20 November 2010

The Crazies



I had to go back and review what I said about the original film to remember my reactions, and although these two are pretty different it's interesting that they both flirt with a kind of infection-paranoia that I find really engaging and exciting without ever following through with it. Here especially, though I remember having similar issues with the original, my main complaint is how inconsistent the infection is. At the beginning of the story, it makes a couple of characters slow, methodical killers with a creepy deadpan (even sing-song) quality to them. In the middle there is much talk (especially with Deputy Russell) that the virus makes you belligerent, violent, and gives you impaired judgment, such that it's difficult under the trying conditions to know whether someone has the Trixie virus or is merely angry, scared, and pushed to the edge. In the end, though, they're basically just your contemporary, fast-running bloodthirsty make-up-heavy zombie monsters: no brain, no personality, just a mindless killer done up in blood and gore and ready to be chopped down in novel and gory ways. The less personality they have, the more the issue becomes (to quote my friend Mr. John C. Worsley) merely an engineering matter, and no longer an engaging character-driven drama or a challenging psychological quandary. You can't engage with a mindless monster, and you don't fear for the person it once was. As soon as you cross that line, it's just zombies, and it's boring.

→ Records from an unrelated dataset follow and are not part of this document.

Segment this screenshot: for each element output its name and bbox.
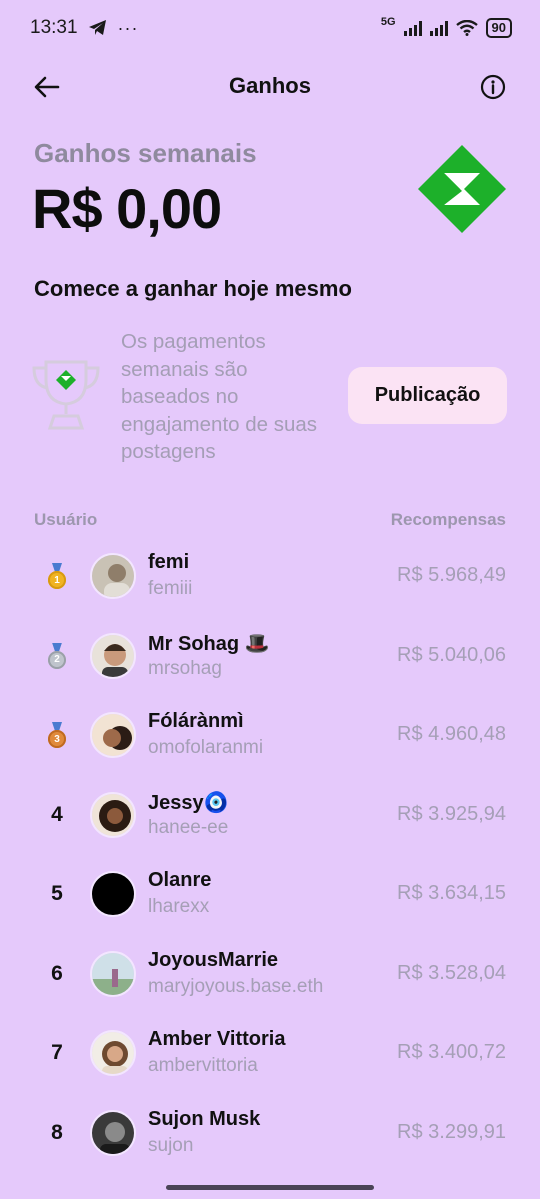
user-name: Olanre — [148, 869, 212, 891]
user-name: Sujon Musk — [148, 1107, 261, 1130]
user-name: Mr Sohag 🎩 — [148, 632, 270, 655]
trophy-icon — [32, 360, 100, 430]
rewards-column-header: Recompensas — [390, 510, 506, 529]
earnings-screen: 13:31 ··· 5G 90 Ganhos Ganhos semanais R… — [0, 0, 540, 1199]
user-handle: maryjoyous.base.eth — [148, 975, 324, 997]
user-handle: omofolaranmi — [148, 737, 264, 758]
avatar[interactable] — [90, 950, 136, 997]
reward-amount: R$ 3.634,15 — [397, 882, 506, 904]
user-handle: ambervittoria — [148, 1055, 258, 1076]
user-name: Fólárànmì — [148, 710, 244, 732]
user-name: Amber Vittoria — [148, 1028, 286, 1050]
avatar[interactable] — [90, 632, 136, 679]
user-handle: sujon — [148, 1134, 194, 1156]
more-notifications-icon: ··· — [117, 17, 139, 38]
clock: 13:31 — [30, 17, 78, 38]
page-title: Ganhos — [229, 73, 311, 98]
rank-number: 4 — [51, 802, 63, 826]
user-name: JoyousMarrie — [148, 948, 279, 971]
leaderboard-row[interactable]: 3 Fólárànmì omofolaranmi R$ 4.960,48 — [0, 695, 540, 775]
user-handle: lharexx — [148, 896, 210, 917]
rank-medal-silver-icon: 2 — [38, 641, 76, 671]
signal-icon — [403, 20, 422, 36]
reward-amount: R$ 4.960,48 — [397, 723, 506, 745]
rank-medal-gold-icon: 1 — [38, 561, 76, 591]
network-type: 5G — [380, 16, 396, 28]
reward-amount: R$ 3.925,94 — [397, 802, 506, 825]
reward-amount: R$ 5.968,49 — [397, 564, 506, 586]
rank-number: 7 — [51, 1041, 63, 1064]
battery-indicator: 90 — [485, 18, 512, 38]
telegram-icon — [88, 20, 106, 35]
payout-info-text: Os pagamentos semanais são baseados no e… — [121, 330, 318, 463]
avatar[interactable] — [90, 553, 136, 599]
leaderboard-row[interactable]: 1 femi femiii R$ 5.968,49 — [0, 536, 540, 616]
wifi-icon — [455, 20, 478, 36]
leaderboard-row[interactable]: 2 Mr Sohag 🎩 mrsohag R$ 5.040,06 — [0, 616, 540, 696]
rank-number: 6 — [51, 961, 63, 985]
publish-button[interactable]: Publicação — [348, 367, 507, 424]
reward-amount: R$ 3.299,91 — [397, 1120, 506, 1143]
rank-medal-bronze-icon: 3 — [38, 720, 76, 750]
user-handle: femiii — [148, 578, 193, 599]
weekly-earnings-amount: R$ 0,00 — [32, 177, 222, 240]
user-handle: hanee-ee — [148, 816, 229, 838]
user-name: Jessy🧿 — [148, 791, 229, 814]
reward-amount: R$ 3.400,72 — [397, 1041, 506, 1063]
back-arrow-icon[interactable] — [32, 72, 62, 102]
user-column-header: Usuário — [34, 510, 98, 529]
leaderboard-list: 1 femi femiii R$ 5.968,49 2 Mr Sohag 🎩 m… — [0, 536, 540, 1172]
avatar[interactable] — [90, 1030, 136, 1076]
leaderboard-row[interactable]: 6 JoyousMarrie maryjoyous.base.eth R$ 3.… — [0, 934, 540, 1014]
user-name: femi — [148, 551, 190, 573]
leaderboard-row[interactable]: 8 Sujon Musk sujon R$ 3.299,91 — [0, 1093, 540, 1173]
avatar[interactable] — [90, 1109, 136, 1156]
signal-icon-2 — [429, 20, 448, 36]
avatar[interactable] — [90, 791, 136, 838]
status-bar: 13:31 ··· 5G 90 — [0, 0, 540, 56]
reward-amount: R$ 3.528,04 — [397, 961, 506, 984]
leaderboard-row[interactable]: 7 Amber Vittoria ambervittoria R$ 3.400,… — [0, 1013, 540, 1093]
leaderboard-row[interactable]: 5 Olanre lharexx R$ 3.634,15 — [0, 854, 540, 934]
rank-number: 8 — [51, 1120, 63, 1144]
info-icon[interactable] — [480, 74, 506, 100]
reward-amount: R$ 5.040,06 — [397, 643, 506, 666]
avatar[interactable] — [90, 712, 136, 758]
brand-logo-icon — [418, 145, 506, 233]
rank-number: 5 — [51, 882, 63, 905]
avatar[interactable] — [90, 871, 136, 917]
user-handle: mrsohag — [148, 657, 222, 679]
start-earning-heading: Comece a ganhar hoje mesmo — [34, 276, 352, 301]
weekly-earnings-label: Ganhos semanais — [34, 138, 257, 168]
top-app-bar: Ganhos — [0, 62, 540, 110]
leaderboard-row[interactable]: 4 Jessy🧿 hanee-ee R$ 3.925,94 — [0, 775, 540, 855]
home-indicator[interactable] — [166, 1185, 374, 1190]
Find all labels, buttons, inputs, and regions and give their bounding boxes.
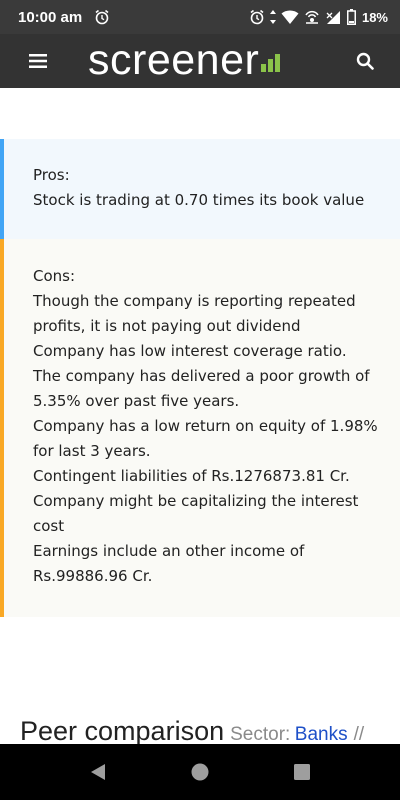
alarm-icon [95,9,109,25]
back-icon[interactable] [88,762,108,782]
data-arrows-icon [269,10,276,24]
pros-item: Stock is trading at 0.70 times its book … [33,191,365,209]
hotspot-icon [305,10,319,24]
battery-icon [346,9,356,25]
hamburger-menu-icon [29,54,47,68]
status-time: 10:00 am [18,8,83,26]
screener-logo[interactable]: screener [88,36,281,84]
cons-item: Company might be capitalizing the intere… [33,492,359,535]
search-button[interactable] [352,48,378,74]
cons-list: Though the company is reporting repeated… [33,289,386,589]
cons-item: Contingent liabilities of Rs.1276873.81 … [33,467,350,485]
recent-apps-icon[interactable] [292,762,312,782]
cons-item: Though the company is reporting repeated… [33,292,356,335]
app-bar: screener [0,34,400,88]
cons-card: Cons: Though the company is reporting re… [0,239,400,617]
pros-title: Pros: [33,166,70,184]
peer-comparison-heading: Peer comparison Sector: Banks// [20,716,364,747]
menu-button[interactable] [22,48,54,74]
cons-item: Earnings include an other income of Rs.9… [33,542,305,585]
battery-percent: 18% [361,9,388,25]
cons-item: Company has low interest coverage ratio. [33,342,347,360]
pros-card: Pros: Stock is trading at 0.70 times its… [0,139,400,239]
cons-title: Cons: [33,267,76,285]
home-icon[interactable] [190,762,210,782]
sector-label: Sector: [230,724,291,745]
cons-item: Company has a low return on equity of 1.… [33,417,378,460]
peer-comparison-title: Peer comparison [20,716,225,746]
signal-icon [326,11,340,24]
search-icon [356,52,374,70]
cons-item: The company has delivered a poor growth … [33,367,370,410]
wifi-icon [281,10,299,24]
logo-bars-icon [261,54,281,72]
breadcrumb-separator: // [353,724,365,745]
alarm-icon [250,9,264,25]
status-bar: 10:00 am 18% [0,0,400,34]
logo-text: screener [88,36,260,84]
system-nav-bar [0,744,400,800]
sector-link-banks[interactable]: Banks [295,724,348,745]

The movie aims at some kind of commentary, I think, but it comes off more like an intellectual exercise ("given x conditions, and y response, what would be the outcome?"). But since x is plastic, constantly shifting around to suit whatever would make each scene that much grimmer and more exciting, the intellectual exercise is a cheat, even at that. But despite everything I've said, I'd say I liked this film a lot more than I didn't like it. It just kind of kept slipping, notch by notch, from clever and engaging to hollow and exciting. It averages out fairly well, I'd say. But the bar isn't set too high.

A lot of the military response stuff in here touches a nerve in my own script, in that there is a lot of the same kind of attitude and backstory (no doubt semi-consciously influenced by the original The Crazies) in mine as there is here. Only I have to admit, it feels more focused and more sharply handled here than in my own work -- which is just a rough outline, to be fair, so a lot of elements are unfocused and half-conceived right now. But it does give me a lot to think about as I move forward. (I'm sort of staying vague when I talk about "my script," for fairly obvious reasons, and as I've said a dozen times this isn't a blog about my writing, it's a blog about my movie watching. But the two often overlap, and so it gets a mention now and then. What are you gonna do.)